June 21, 2021
Inter Partes Review Proceedings Survive Latest Constitutional Challenge in Supreme Court’s Arthrex Decision
Inter Partes Review (IPR) proceedings have survived the latest attack to their existence. While advocates of patent rights had hoped that the entire IPR regime would be eliminated as unconstitutional, patent owners will have to contend with IPR proceedings for the foreseeable future. Indeed, as the Supreme Court has again underscored the viability of the IPR system, it can be argued that this popular proceeding to challenge patentability of issued patents is as strong as ever.
More specifically, the Supreme Court agreed with the Federal Circuit’s decision in Arthrex v. Smith & Nephew that the Administrative Patent Judges (APJs) of the Patent Trial and Appeal Board (PTAB) were principal officers. As such, the provision of the statute implementing IPRs that allowed APJs to have unsupervised power to adjudicate IPR proceedings is unconstitutional.
The Supreme Court diverged from the Federal Circuit, however, in resolving the constitutional issue, deciding that the most targeted solution to the constitutional problem is to hold that the IPR statute was “unenforceable as applied to the Director insofar as it prevents the Director from reviewing the decisions of the PTAB on his own. The Director may engage in such review and reach his own decision.”

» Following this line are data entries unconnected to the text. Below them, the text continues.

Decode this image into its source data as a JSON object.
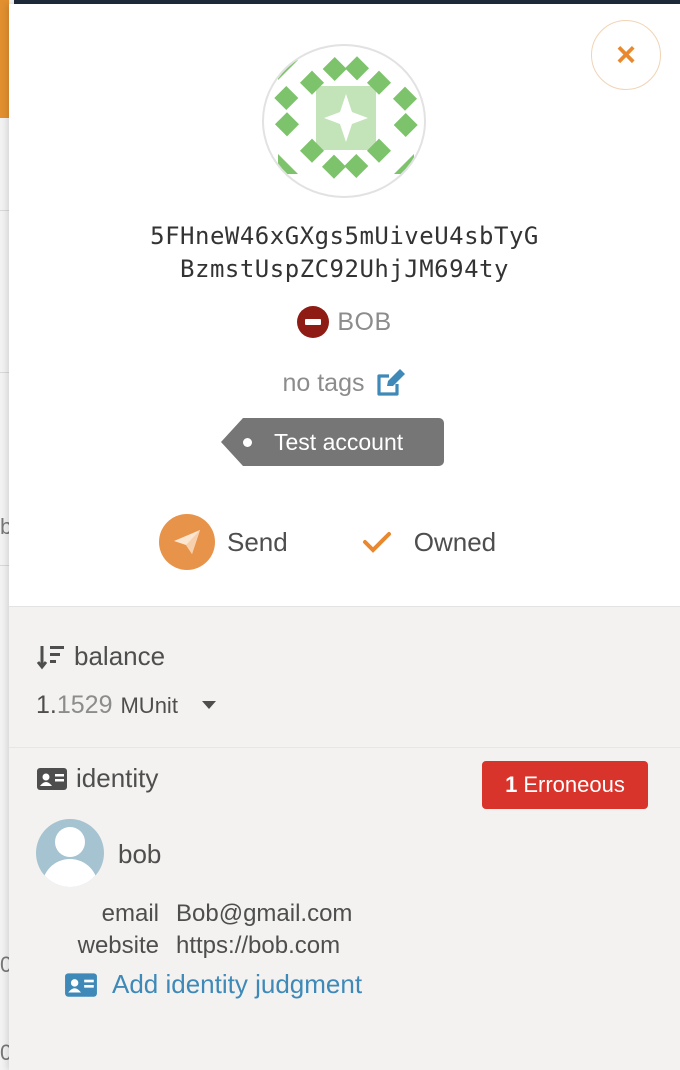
{
  "account": {
    "address_line1": "5FHneW46xGXgs5mUiveU4sbTyG",
    "address_line2": "BzmstUspZC92UhjJM694ty",
    "name": "BOB",
    "tags": "no tags",
    "tag_badge": "Test account"
  },
  "actions": {
    "send_label": "Send",
    "owned_label": "Owned"
  },
  "balance": {
    "title": "balance",
    "int_part": "1.",
    "frac_part": "1529",
    "unit": "MUnit"
  },
  "identity": {
    "title": "identity",
    "badge_count": "1",
    "badge_label": "Erroneous",
    "display_name": "bob",
    "email_label": "email",
    "email_value": "Bob@gmail.com",
    "website_label": "website",
    "website_value": "https://bob.com",
    "add_judgment": "Add identity judgment"
  },
  "background": {
    "edge_chars": [
      "b",
      "0",
      "0"
    ]
  },
  "colors": {
    "accent": "#e8882f",
    "danger": "#d9342b",
    "link": "#3e89b8",
    "identicon_dark": "#7dc36b",
    "identicon_light": "#c3e3b8"
  }
}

In short, therefore, IPR proceedings are not, on the whole, unconstitutional; instead, past and future decisions are valid, with the Director having final authority in adjudicating petitions for IPR.
Diving in further, the key issue at play in Arthrex was whether the APJs of the PTAB were principal officers — whose appointment required the advice and consent of the Senate — or inferior officers who could be appointed by the Secretary of Commerce, as had happened since the formation of the PTAB.

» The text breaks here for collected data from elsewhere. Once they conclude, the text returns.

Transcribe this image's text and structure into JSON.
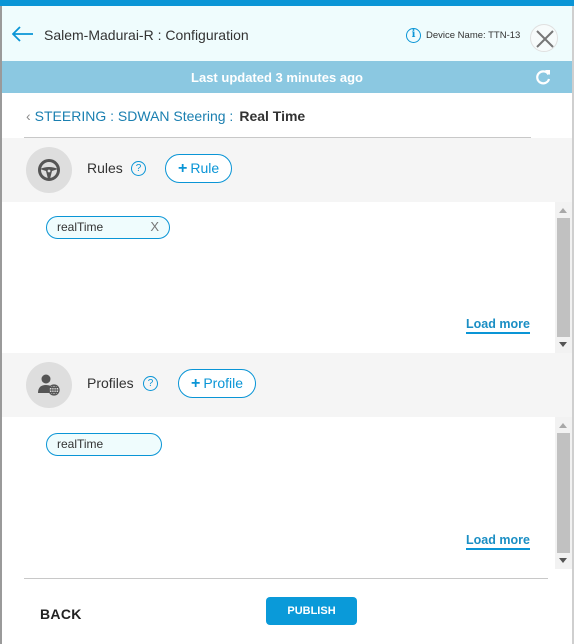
{
  "header": {
    "title": "Salem-Madurai-R : Configuration",
    "device_name": "Device Name: TTN-13",
    "back_icon": "arrow-left-icon",
    "info_icon": "info-icon",
    "close_icon": "close-icon"
  },
  "status_bar": {
    "text": "Last updated 3 minutes ago",
    "refresh_icon": "refresh-icon"
  },
  "breadcrumb": {
    "items": [
      "STEERING",
      "SDWAN Steering"
    ],
    "separator": " : ",
    "trailing": " :",
    "current": "Real Time"
  },
  "sections": {
    "rules": {
      "label": "Rules",
      "help": "?",
      "add_label": "Rule",
      "add_prefix": "+",
      "icon": "steering-wheel-icon",
      "chips": [
        {
          "label": "realTime",
          "removable": true,
          "remove_glyph": "X"
        }
      ],
      "load_more": "Load more"
    },
    "profiles": {
      "label": "Profiles",
      "help": "?",
      "add_label": "Profile",
      "add_prefix": "+",
      "icon": "user-globe-icon",
      "chips": [
        {
          "label": "realTime",
          "removable": false
        }
      ],
      "load_more": "Load more"
    }
  },
  "footer": {
    "back_label": "BACK",
    "publish_label": "PUBLISH"
  },
  "colors": {
    "accent": "#0a95d6",
    "header_bg": "#effcfd",
    "status_bg": "#8bc8e1",
    "section_bg": "#f5f5f5",
    "publish_bg": "#0a9ad9"
  }
}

In the underlying decision, the Federal Circuit found that APJs were, in fact, principal officers. To fix this constitutional violation, the Federal Circuit invalidated the tenure protections of APJs. By making those judges removable-at-will by the Secretary of Commerce, the Federal Circuit held that it had rendered the APJs inferior, rather than principal, officers.
The Supreme Court’s decision (written by Roberts and joined, relative to Parts I and II, by Alito, Gorsuch, Kavanaugh, and Barrett) agreed that APJs are principal officers. In short, Roberts wrote, that APJs “exercise power that conflicts with the design of the Appointments Clause to preserve political accountability.”

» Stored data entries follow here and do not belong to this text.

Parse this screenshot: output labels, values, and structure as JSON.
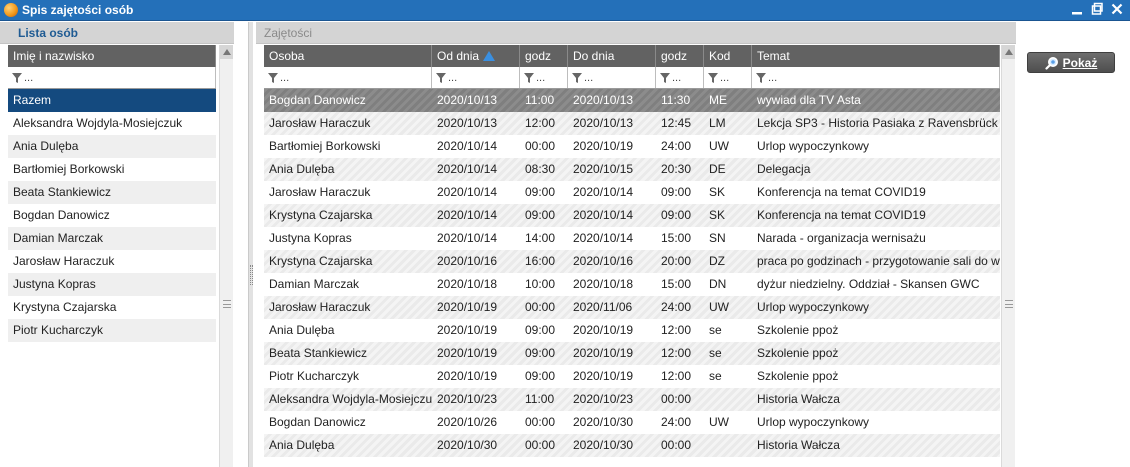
{
  "window": {
    "title": "Spis zajętości osób",
    "controls": [
      "minimize-icon",
      "restore-icon",
      "close-icon"
    ]
  },
  "left": {
    "title": "Lista osób",
    "column": "Imię i nazwisko",
    "filter_text": "...",
    "items": [
      "Razem",
      "Aleksandra Wojdyla-Mosiejczuk",
      "Ania Dulęba",
      "Bartłomiej Borkowski",
      "Beata Stankiewicz",
      "Bogdan Danowicz",
      "Damian Marczak",
      "Jarosław Haraczuk",
      "Justyna Kopras",
      "Krystyna Czajarska",
      "Piotr Kucharczyk"
    ],
    "selected_index": 0
  },
  "main": {
    "title": "Zajętości",
    "columns": [
      "Osoba",
      "Od dnia",
      "godz",
      "Do dnia",
      "godz",
      "Kod",
      "Temat"
    ],
    "sort_column": "Od dnia",
    "sort_direction": "ascending",
    "filter_text": "...",
    "rows": [
      [
        "Bogdan Danowicz",
        "2020/10/13",
        "11:00",
        "2020/10/13",
        "11:30",
        "ME",
        "wywiad dla TV Asta"
      ],
      [
        "Jarosław Haraczuk",
        "2020/10/13",
        "12:00",
        "2020/10/13",
        "12:45",
        "LM",
        "Lekcja SP3 - Historia Pasiaka z Ravensbrück"
      ],
      [
        "Bartłomiej Borkowski",
        "2020/10/14",
        "00:00",
        "2020/10/19",
        "24:00",
        "UW",
        "Urlop wypoczynkowy"
      ],
      [
        "Ania Dulęba",
        "2020/10/14",
        "08:30",
        "2020/10/15",
        "20:30",
        "DE",
        "Delegacja"
      ],
      [
        "Jarosław Haraczuk",
        "2020/10/14",
        "09:00",
        "2020/10/14",
        "09:00",
        "SK",
        "Konferencja na temat COVID19"
      ],
      [
        "Krystyna Czajarska",
        "2020/10/14",
        "09:00",
        "2020/10/14",
        "09:00",
        "SK",
        "Konferencja na temat COVID19"
      ],
      [
        "Justyna Kopras",
        "2020/10/14",
        "14:00",
        "2020/10/14",
        "15:00",
        "SN",
        "Narada - organizacja wernisażu"
      ],
      [
        "Krystyna Czajarska",
        "2020/10/16",
        "16:00",
        "2020/10/16",
        "20:00",
        "DZ",
        "praca po godzinach - przygotowanie sali do w"
      ],
      [
        "Damian Marczak",
        "2020/10/18",
        "10:00",
        "2020/10/18",
        "15:00",
        "DN",
        "dyżur niedzielny. Oddział - Skansen GWC"
      ],
      [
        "Jarosław Haraczuk",
        "2020/10/19",
        "00:00",
        "2020/11/06",
        "24:00",
        "UW",
        "Urlop wypoczynkowy"
      ],
      [
        "Ania Dulęba",
        "2020/10/19",
        "09:00",
        "2020/10/19",
        "12:00",
        "se",
        "Szkolenie ppoż"
      ],
      [
        "Beata Stankiewicz",
        "2020/10/19",
        "09:00",
        "2020/10/19",
        "12:00",
        "se",
        "Szkolenie ppoż"
      ],
      [
        "Piotr Kucharczyk",
        "2020/10/19",
        "09:00",
        "2020/10/19",
        "12:00",
        "se",
        "Szkolenie ppoż"
      ],
      [
        "Aleksandra Wojdyla-Mosiejczuk",
        "2020/10/23",
        "11:00",
        "2020/10/23",
        "00:00",
        "",
        "Historia Wałcza"
      ],
      [
        "Bogdan Danowicz",
        "2020/10/26",
        "00:00",
        "2020/10/30",
        "24:00",
        "UW",
        "Urlop wypoczynkowy"
      ],
      [
        "Ania Dulęba",
        "2020/10/30",
        "00:00",
        "2020/10/30",
        "00:00",
        "",
        "Historia Wałcza"
      ]
    ],
    "selected_index": 0
  },
  "show_button": {
    "label": "Pokaż",
    "icon": "magnifier-icon"
  },
  "colors": {
    "titlebar": "#2470b9",
    "left_selection": "#144a7f",
    "header": "#626262",
    "sort_arrow": "#3a8fe0"
  }
}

Justice Roberts, in Part III, next turned to the manner in which this problem with the statute implementing IPR proceedings should be resolved. For those keeping score at home, only four justices signed onto Justice Roberts’ opinion in Part III. For this section, Justice Gorsuch dropped from the majority, filing a dissenting opinion of his own in which he concurred in part, and dissented in part. In addition, Justice Breyer wrote an opinion concurring in the judgment, of Part III only, in part and dissenting in part; an opinion to which Justices Sotomayor and Kagan joined. Justice Thomas dissented in the entire opinion. Justices Breyer, Sotomayor, and Kagan joined Justice Thomas’ dissent to Parts I and II.
With the scoreboard settled, we now turn to Justice Roberts’ solution to the constitutional issue with the statute implementing IPRs. To start, Justice Roberts noted that the Supreme Court’s principal that where a case “presents a conflict between the Constitution and a statute, we give full effect to the Constitution and to whatever portions of the statute are not repugnant to the Constitution, effectively severing the unconstitutional portion of the statute.”
For its part, Arthrex argued that the entire regime of IPR should be rendered unconstitutional, an opinion shared by dissenting Justice Gorsuch. The majority, however, disagreed. Instead, finding that “a tailored approach is the appropriate one: Section 6(c) cannot constitutionally be enforced to the extent that its requirements prevent the Director from reviewing final decisions rendered by APJs.” In diverging from the Federal Circuit’s remedy of making APJs removable-at-will, the Court found that “review by the Director better reflects the structure of supervision within the PTO and the nature of APJs’ duties.”
IPR proceedings, having been spared by the Supreme Court in the latest constitutional attack against them, seem as strong as ever and poised to continue as a popular proceeding to challenge the validity of an issued patent.